20 March, 2015. 12:15
CLANCY OVERELL | Editor | Contact
After promising to be a “Prime Minister for Aboriginal Affairs”, Tony Abbott has stubbornly persevered through universal condemnation from public figures of all political stripes over his claim that it’s not the taxpayers’ job to subsidise Indigenous Australians’ “lifestyle choices”.
Abbott’s critics are widespread, ranging from Indigenous lawyer, Noel Pearson – all the way to Hollywood with Hugh Jackman posting his support online early this morning. However, the prime minister has remained stern on his views regarding the “pointlessness” traditional Aboriginal lifestyles.
“I mean seriously, what do they see in it? Eating dirty wichitty grubs and charcoaled Kangaroo?”
“It’s like they’ve never experienced chicken schnitzel at the Bavarian Beer Cafe in Manly wharf”
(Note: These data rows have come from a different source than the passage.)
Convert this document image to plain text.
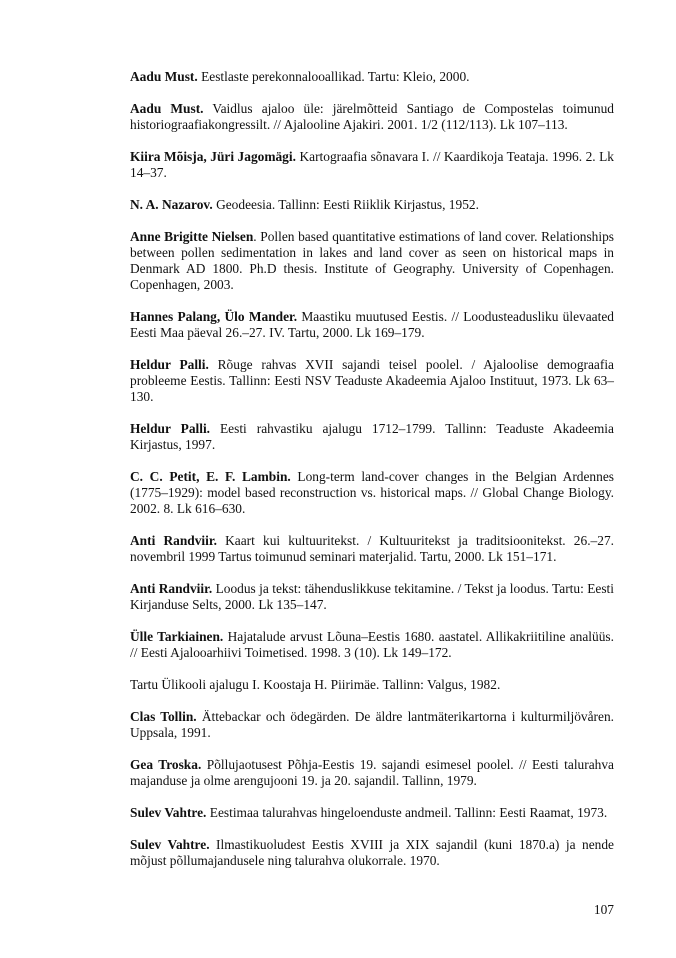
Aadu Must. Eestlaste perekonnalooallikad. Tartu: Kleio, 2000.

Aadu Must. Vaidlus ajaloo üle: järelmõtteid Santiago de Compostelas toimunud historiograafiakongressilt. // Ajalooline Ajakiri. 2001. 1/2 (112/113). Lk 107–113.

Kiira Mõisja, Jüri Jagomägi. Kartograafia sõnavara I. // Kaardikoja Teataja. 1996. 2. Lk 14–37.

N. A. Nazarov. Geodeesia. Tallinn: Eesti Riiklik Kirjastus, 1952.

Anne Brigitte Nielsen. Pollen based quantitative estimations of land cover. Relationships between pollen sedimentation in lakes and land cover as seen on historical maps in Denmark AD 1800. Ph.D thesis. Institute of Geography. University of Copenhagen. Copenhagen, 2003.

Hannes Palang, Ülo Mander. Maastiku muutused Eestis. // Loodusteadusliku ülevaated Eesti Maa päeval 26.–27. IV. Tartu, 2000. Lk 169–179.

Heldur Palli. Rõuge rahvas XVII sajandi teisel poolel. / Ajaloolise demograafia probleeme Eestis. Tallinn: Eesti NSV Teaduste Akadeemia Ajaloo Instituut, 1973. Lk 63–130.

Heldur Palli. Eesti rahvastiku ajalugu 1712–1799. Tallinn: Teaduste Akadeemia Kirjastus, 1997.

C. C. Petit, E. F. Lambin. Long-term land-cover changes in the Belgian Ardennes (1775–1929): model based reconstruction vs. historical maps. // Global Change Biology. 2002. 8. Lk 616–630.

Anti Randviir. Kaart kui kultuuritekst. / Kultuuritekst ja traditsioonitekst. 26.–27. novembril 1999 Tartus toimunud seminari materjalid. Tartu, 2000. Lk 151–171.

Anti Randviir. Loodus ja tekst: tähenduslikkuse tekitamine. / Tekst ja loodus. Tartu: Eesti Kirjanduse Selts, 2000. Lk 135–147.

Ülle Tarkiainen. Hajatalude arvust Lõuna–Eestis 1680. aastatel. Allikakriitiline analüüs. // Eesti Ajalooarhiivi Toimetised. 1998. 3 (10). Lk 149–172.

Tartu Ülikooli ajalugu I. Koostaja H. Piirimäe. Tallinn: Valgus, 1982.

Clas Tollin. Ättebackar och ödegärden. De äldre lantmäterikartorna i kulturmiljövåren. Uppsala, 1991.

Gea Troska. Põllujaotusest Põhja-Eestis 19. sajandi esimesel poolel. // Eesti talurahva majanduse ja olme arengujooni 19. ja 20. sajandil. Tallinn, 1979.

Sulev Vahtre. Eestimaa talurahvas hingeloenduste andmeil. Tallinn: Eesti Raamat, 1973.

Sulev Vahtre. Ilmastikuoludest Eestis XVIII ja XIX sajandil (kuni 1870.a) ja nende mõjust põllumajandusele ning talurahva olukorrale. 1970.

107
When questioned about his experiences in remote Australian communities, Abbott stated that he “knew enough about the bush” to justify his comments.
“I’ve been out there, it is shit and it is boring. I’ve eaten their so-called bush tucker and it is disgusting. Like, are they are seriously going to get all up in a huff about this? We are doing them a favour”
“I’ve said it before and I’ll say it again. Council housing looks the same wherever you are”
Aside from his casually racist comments, Prime Minister Abbott has been in the headlines quite a lot this last fortnight. With two separate ‘Nazi gaffes’, a cringe-worthy St Patrick’s Day address and two separate instances of him eating a raw onion on camera. Something he commented on today.
“Everyone’s going apeshit about me eating a raw onion. Well, I’d much prefer a raw onion over witchetty grubs. When are these stupid ideas of tradition and culture going to die off?
“It’s pretty obvious that their land is more valuable to us than it is to them. Or should we forfeit billions of dollars in mining just so these people can live on their native lands? I think 60,000 years is long enough, right?”